Well, I needed to vent. Thanks for speaking out! Keep up the good work!
These little digs and incendiary opinions on the disposition of the unemployed are nothing but a sideshow.
There are not enough jobs and and the monetary base in the real world is through the floor. Nearly all the money is in the financials and it exists due to leveraging 100 to 1 on future production that will never in a million years materialize, the congress using what little capital they control to monetize the myth through TARP, and cheap money handed out by the Fed based on said myth.

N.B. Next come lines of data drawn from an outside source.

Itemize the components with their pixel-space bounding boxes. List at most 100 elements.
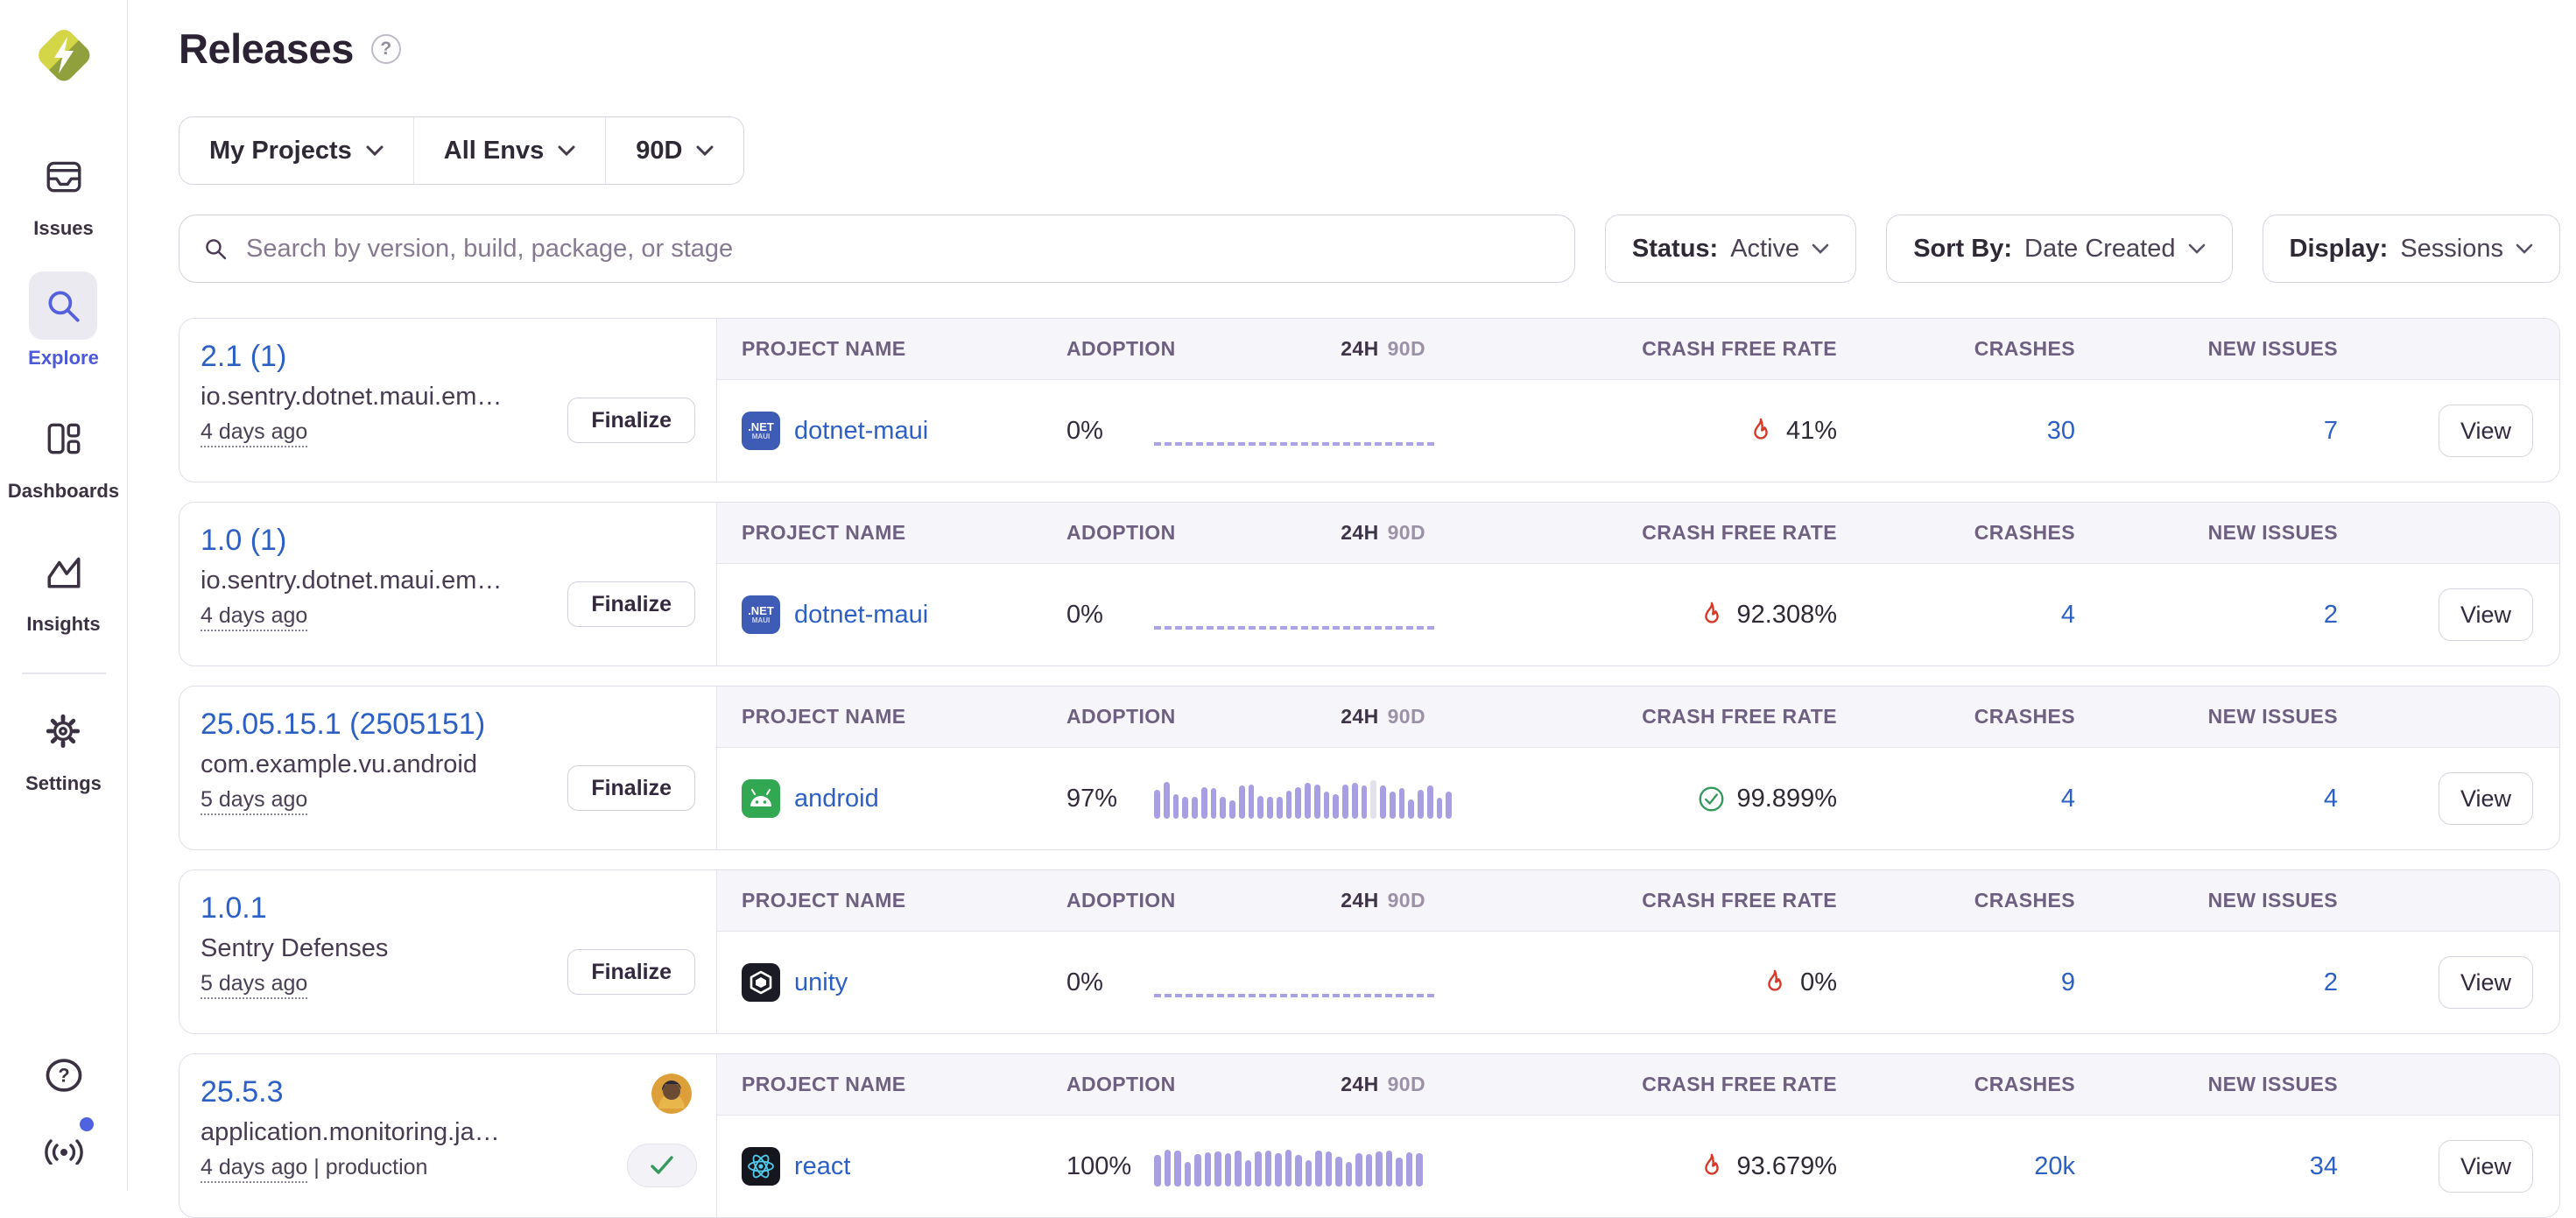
release-card: 1.0.1 Sentry Defenses 5 days ago Finaliz… — [179, 869, 2560, 1034]
sidebar-item-label: Explore — [28, 347, 99, 370]
project-link[interactable]: unity — [794, 968, 848, 997]
display-value: Sessions — [2400, 235, 2503, 264]
view-button[interactable]: View — [2439, 405, 2533, 457]
sparkline-bar — [1229, 800, 1235, 819]
help-button[interactable]: ? — [41, 1053, 87, 1098]
crashes-link[interactable]: 9 — [2061, 968, 2075, 996]
release-version-link[interactable]: 2.1 (1) — [201, 340, 286, 373]
sparkline-bar — [1295, 787, 1301, 819]
display-dropdown[interactable]: Display: Sessions — [2263, 215, 2561, 283]
col-header-90d: 90D — [1388, 705, 1425, 728]
sentry-logo[interactable] — [32, 23, 96, 88]
search-input[interactable] — [244, 234, 1552, 264]
sidebar-item-insights[interactable]: Insights — [26, 538, 100, 636]
col-header-24h: 24H — [1341, 521, 1378, 544]
sparkline-bar — [1437, 798, 1443, 819]
release-version-link[interactable]: 25.5.3 — [201, 1075, 284, 1109]
sparkline-bar — [1352, 783, 1358, 819]
finalize-button[interactable]: Finalize — [567, 398, 695, 443]
crashes-link[interactable]: 20k — [2034, 1152, 2075, 1180]
crashes-link[interactable]: 30 — [2047, 417, 2075, 445]
status-dropdown[interactable]: Status: Active — [1605, 215, 1856, 283]
new-issues-link[interactable]: 2 — [2324, 968, 2338, 996]
crash-free-rate-value: 93.679% — [1737, 1152, 1838, 1181]
environment-filter-value: All Envs — [444, 137, 544, 165]
release-version-link[interactable]: 1.0.1 — [201, 891, 267, 925]
release-version-link[interactable]: 25.05.15.1 (2505151) — [201, 708, 485, 741]
col-header-crashes: CRASHES — [1837, 1073, 2075, 1096]
page-filter-bar: My Projects All Envs 90D — [179, 116, 744, 185]
unity-icon — [742, 963, 780, 1002]
release-card: 25.05.15.1 (2505151) com.example.vu.andr… — [179, 686, 2560, 850]
release-project-table: PROJECT NAME ADOPTION 24H90D CRASH FREE … — [717, 503, 2559, 665]
col-header-trend: 24H90D — [1154, 521, 1452, 545]
sessions-trend-chart[interactable] — [1154, 600, 1452, 630]
view-button[interactable]: View — [2439, 772, 2533, 825]
view-button[interactable]: View — [2439, 588, 2533, 641]
sparkline-bar — [1249, 785, 1255, 819]
col-header-90d: 90D — [1388, 337, 1425, 360]
date-range-filter[interactable]: 90D — [605, 117, 743, 184]
release-age: 4 days ago — [201, 1155, 307, 1183]
finalize-button[interactable]: Finalize — [567, 949, 695, 995]
col-header-crashes: CRASHES — [1837, 521, 2075, 545]
sidebar-item-issues[interactable]: Issues — [30, 142, 98, 240]
sidebar-item-settings[interactable]: Settings — [25, 697, 102, 795]
new-issues-link[interactable]: 7 — [2324, 417, 2338, 445]
release-summary: 1.0 (1) io.sentry.dotnet.maui.em… 4 days… — [179, 503, 717, 665]
sparkline-bar — [1225, 1153, 1232, 1186]
chevron-down-icon — [558, 145, 575, 157]
sort-by-dropdown[interactable]: Sort By: Date Created — [1886, 215, 2232, 283]
project-filter[interactable]: My Projects — [179, 117, 413, 184]
crashes-link[interactable]: 4 — [2061, 785, 2075, 813]
svg-text:?: ? — [58, 1065, 69, 1087]
help-icon: ? — [43, 1054, 85, 1096]
sessions-trend-chart[interactable] — [1154, 416, 1452, 446]
sparkline-bar — [1346, 1162, 1353, 1186]
crash-free-rate-value: 41% — [1786, 417, 1837, 446]
finalized-check-pill[interactable] — [627, 1144, 697, 1187]
crash-free-rate-value: 0% — [1800, 968, 1837, 997]
page-help-icon[interactable]: ? — [371, 34, 401, 64]
sparkline-bar — [1399, 788, 1405, 819]
sidebar-item-explore[interactable]: Explore — [28, 271, 99, 370]
col-header-trend: 24H90D — [1154, 1073, 1452, 1096]
col-header-crash-free-rate: CRASH FREE RATE — [1452, 521, 1837, 545]
sparkline-bar — [1333, 794, 1339, 819]
new-issues-link[interactable]: 34 — [2310, 1152, 2338, 1180]
project-link[interactable]: dotnet-maui — [794, 417, 928, 446]
environment-filter[interactable]: All Envs — [413, 117, 605, 184]
view-button[interactable]: View — [2439, 956, 2533, 1009]
crashes-link[interactable]: 4 — [2061, 601, 2075, 629]
whats-new-button[interactable] — [41, 1123, 87, 1168]
sparkline-bar — [1315, 1151, 1322, 1186]
sidebar-item-label: Insights — [26, 613, 100, 636]
sidebar-item-dashboards[interactable]: Dashboards — [8, 405, 119, 503]
chevron-down-icon — [696, 145, 714, 157]
sparkline-bar — [1362, 785, 1368, 819]
fire-icon — [1762, 968, 1788, 996]
finalize-button[interactable]: Finalize — [567, 765, 695, 811]
col-header-90d: 90D — [1388, 889, 1425, 912]
sparkline-bar — [1173, 794, 1179, 819]
sparkline-bar — [1416, 1153, 1423, 1186]
sessions-empty-sparkline — [1154, 968, 1452, 997]
view-button[interactable]: View — [2439, 1140, 2533, 1193]
project-link[interactable]: react — [794, 1152, 850, 1181]
project-link[interactable]: dotnet-maui — [794, 601, 928, 630]
sparkline-bar — [1305, 783, 1311, 819]
sparkline-bar — [1267, 797, 1273, 819]
dashboards-icon — [30, 405, 98, 473]
sessions-trend-chart[interactable] — [1154, 968, 1452, 997]
fire-icon — [1699, 1152, 1725, 1180]
release-version-link[interactable]: 1.0 (1) — [201, 524, 286, 557]
dotnet-maui-icon: .NET MAUI — [742, 595, 780, 634]
finalize-button[interactable]: Finalize — [567, 581, 695, 627]
sessions-trend-chart[interactable] — [1154, 1146, 1452, 1186]
project-link[interactable]: android — [794, 785, 879, 813]
chevron-down-icon — [1812, 243, 1829, 255]
sessions-trend-chart[interactable] — [1154, 778, 1452, 819]
new-issues-link[interactable]: 2 — [2324, 601, 2338, 629]
display-label: Display: — [2290, 235, 2389, 264]
new-issues-link[interactable]: 4 — [2324, 785, 2338, 813]
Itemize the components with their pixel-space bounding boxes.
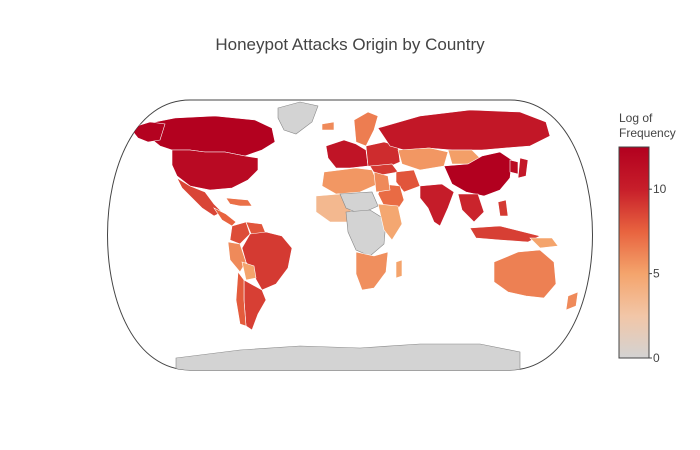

As long as any government has to borrow from those same fraudulent financials at interest in order to produce the currency necessary to a regular functioning economy, then it will only get worse.
Why a credit check? Credit checks are now a regular part of the insurance risk assessment process. As an aside, this more evidence that the mandatory insurance law provisions for Auto and now Health are simply a scam to expand the securitized asset base. Insurance companies don’t “profit”, so to me their demonization in the healthcare debate/debacle was sort of laughable, albeit understandable. They’re actually just a layer of straw men and harvesters in a large scale money farming business – nothing but tools to keep the bond market running by using their constant cash flow to buy more and more bonds that are then leveraged for more funny money that can be spent to move real people and real resources without respect to necessity.
How does this factor into the ridiculous education and experience requirements on even the lowest of the low paying jobs? Businesses are credit and insurance risk assessed on the “quality” of their workforce/employees, among other things. In a tiered system that is completely currency starved on one side and drowning in free money on the other, even small business has no choice but to step up to the money farmers.
These days, even human resources are over-leveraged.